What does a district attorney do when the chief investigator in the biggest child sex ring case in state history turns out to have been hiding important evidence? If you are Matt Bingham, district attorney of Smith County, you try to get as far away from the case as you possibly can. You call in the attorney general’s office for help. And you hunker down and hope the resulting investigation doesn’t make your office look like one that casually convicts innocent people.

And that is a real danger for Bingham. The so-called Mineola swingers club cases, which I wrote about in April (“Across the Line”), were already pretty dodgy, even before the latest revelations. Three adults were convicted of running a sex kindergarten for kids and then putting them onstage for shows at a swingers club in Mineola (three more defendants await trial). There was no physical evidence against the adults, and there were no grown-up witnesses—just the inconsistent and often bizarre words of five young children.

The leader of the investigation was Texas Ranger Philip Kemp, who never even visited some of the alleged crime scenes and who broke all kinds of professional protocols in interviewing the alleged child victims. Now it turns out that Kemp was hiding evidence. A series of July pretrial hearings in Tyler for the next defendant, Dennis Pittman, revealed that in particular Kemp had not told the truth about an early interview with the first two child victims. At a July 2 hearing, Pittman’s attorney, Jason Cassel, asked Kemp about August 17, 2005, interviews with the two kids—interviews none of the defense lawyers in the first three trials had been told about. “I don’t know anything about those,” replied Kemp. “I’ve never seen them.” (He also claimed he had never seen or heard of two other interviews, also conducted in 2005.) Cassel asked him again about those August 2005 interviews at a July 30 hearing. But Cassel had in the meantime found some of Kemp’s handwritten notes that were made while watching a video of the interview. At that July 30 hearing Cassel held up the notes and asked Kemp if it was his writing. It was, said Kemp. Then Cassel revealed that the writing obviously referenced the August video. “So you watched the video from August 17, 2005, that you denied ever watching, correct?” Kemp replied, “I must have.”

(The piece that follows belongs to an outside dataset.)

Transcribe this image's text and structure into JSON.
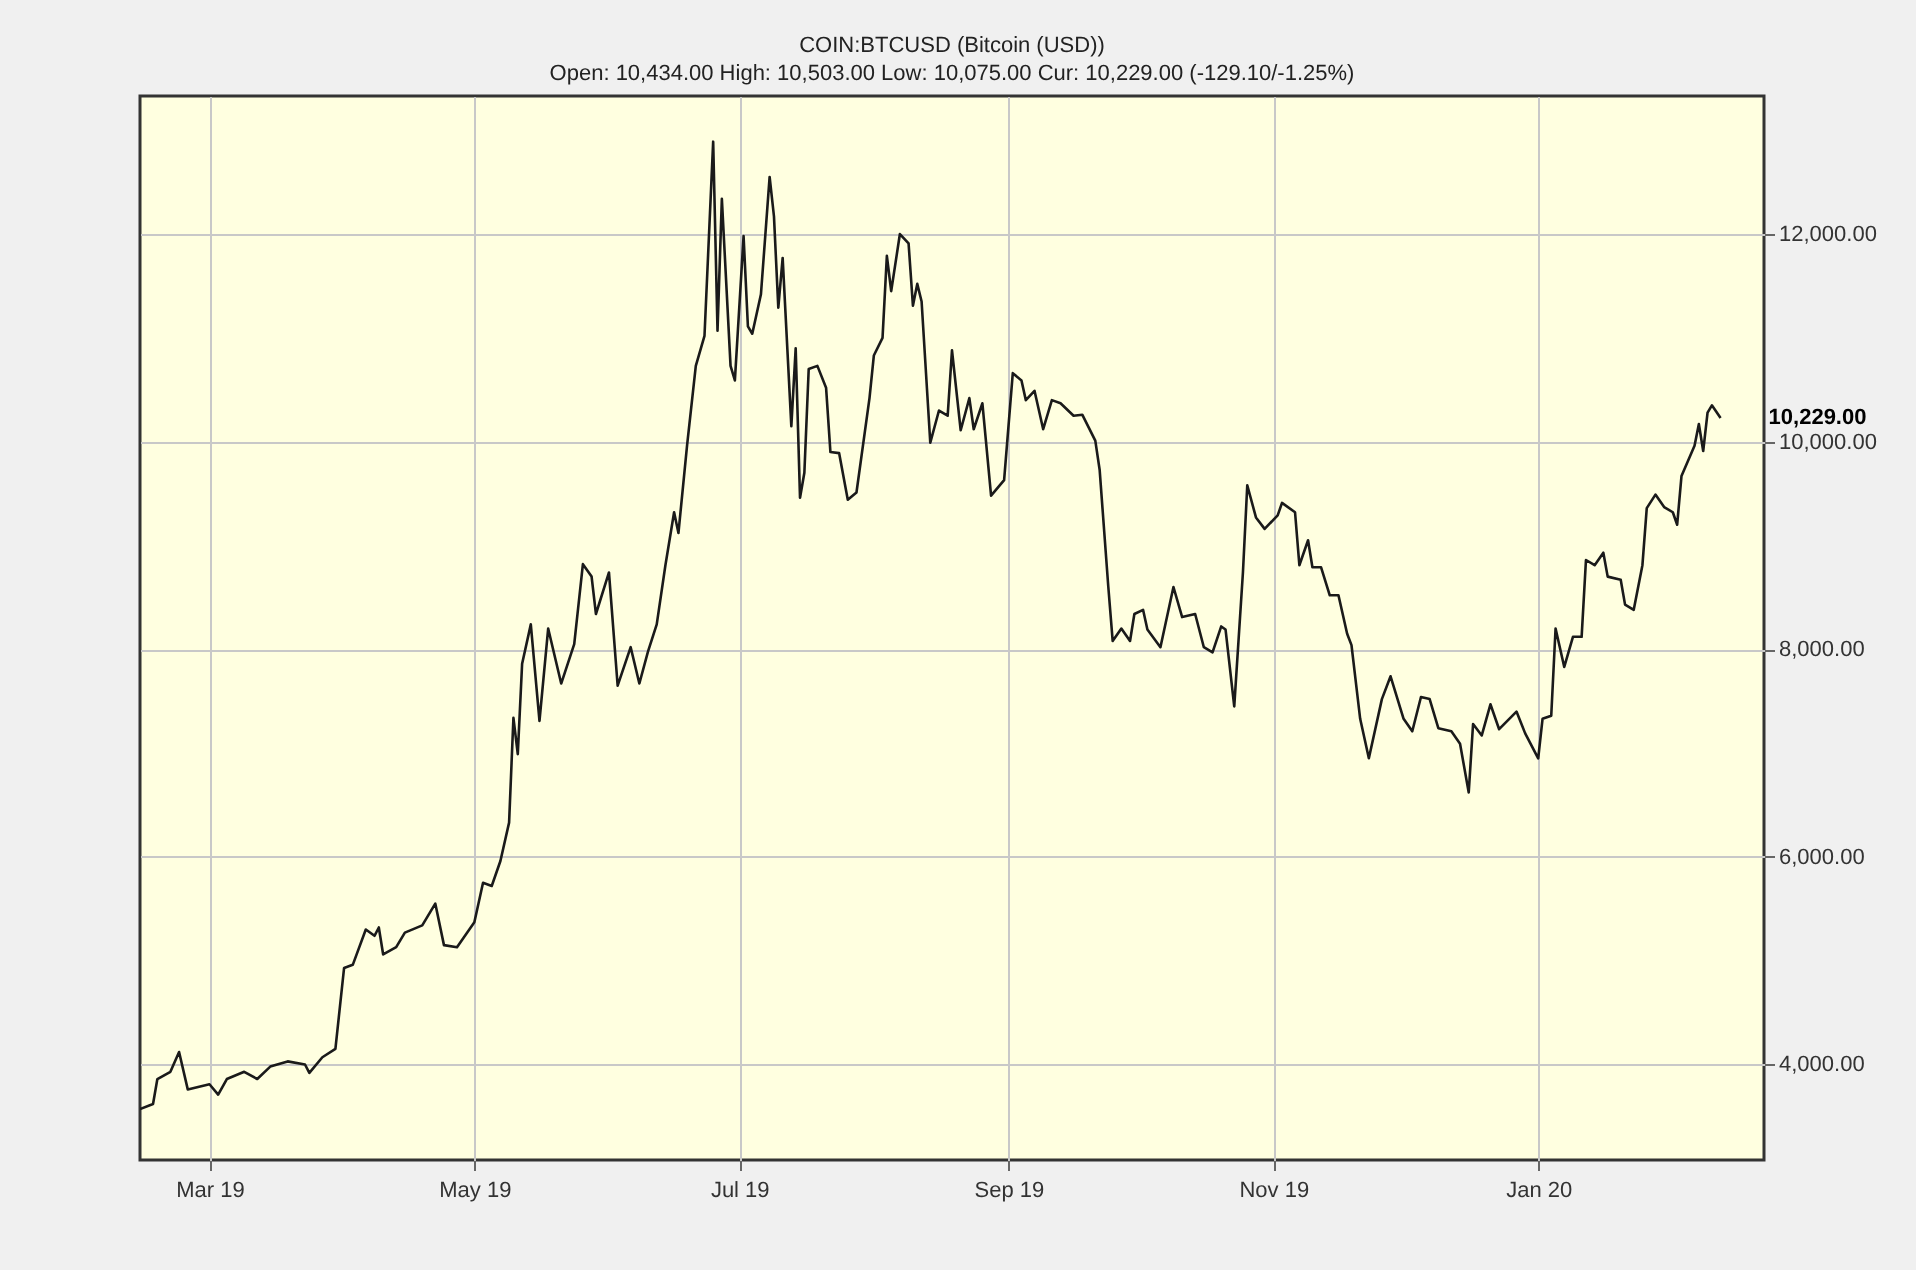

This revelation capped a bad month of hearings for the prosecution, during which all kinds of evidence that never made it into the first three trials was revealed, such as the seven different interviews with those five children in which they either never mentioned a sex kindergarten or sex club or they denied that they knew anything about either one. Then there were the interviews with eight other local children, all of whom also denied knowing anything about a sex kindergarten or club.

All of this was enough for Bingham. According to Tyler defense attorney Bobby Mims, on Thursday, July 30, Bingham told trial judge Jack Skeen that he was going to recuse his office from the case because of the possible violations of the prosecution’s obligation to turn over all exculpatory evidence to the defense. (The planned recusal was reported that evening on Tyler’s CBS affiliate, KYTX.) Bingham also asked the AG’s office to step in and take over the still-pending Pittman case. But on July 31 Lisa Tanner, assistant attorney general, refused. She did this in a group telephone conversation and, according to Mims, who was a part of the group (he has become, in his words, “something of a spokesperson for the defense bar in Smith County”), she said she was worried about her office’s workload and the ability of the attorneys to do a thorough job before a fall trial date. But Tanner told Bingham the AG would assist in his prosecution, and so later on July 31 he asked Skeen for a continuance in the Pittman trial. Skeen agreed to it, and now the AG is sending two investigators to Tyler.

What will they find? A complicated case, a lot of documents, and some very nervous people. When trying to summarize something as byzantine and maddening as the Mineola and Tyler child sex ring cases, it’s always tempting to sum up by using the phrase the bottom line is… But there are so many bottom lines here. For example: The bottom line is, there is still no evidence that these people committed any crimes.

Or, the bottom line is, at first every single alleged child victim denied anything ever happened to him or her—sometimes repeatedly.

Or, the bottom line is, this investigation was botched from the start.

Or, in the words of Mims, “The bottom line is, these people are innocent.”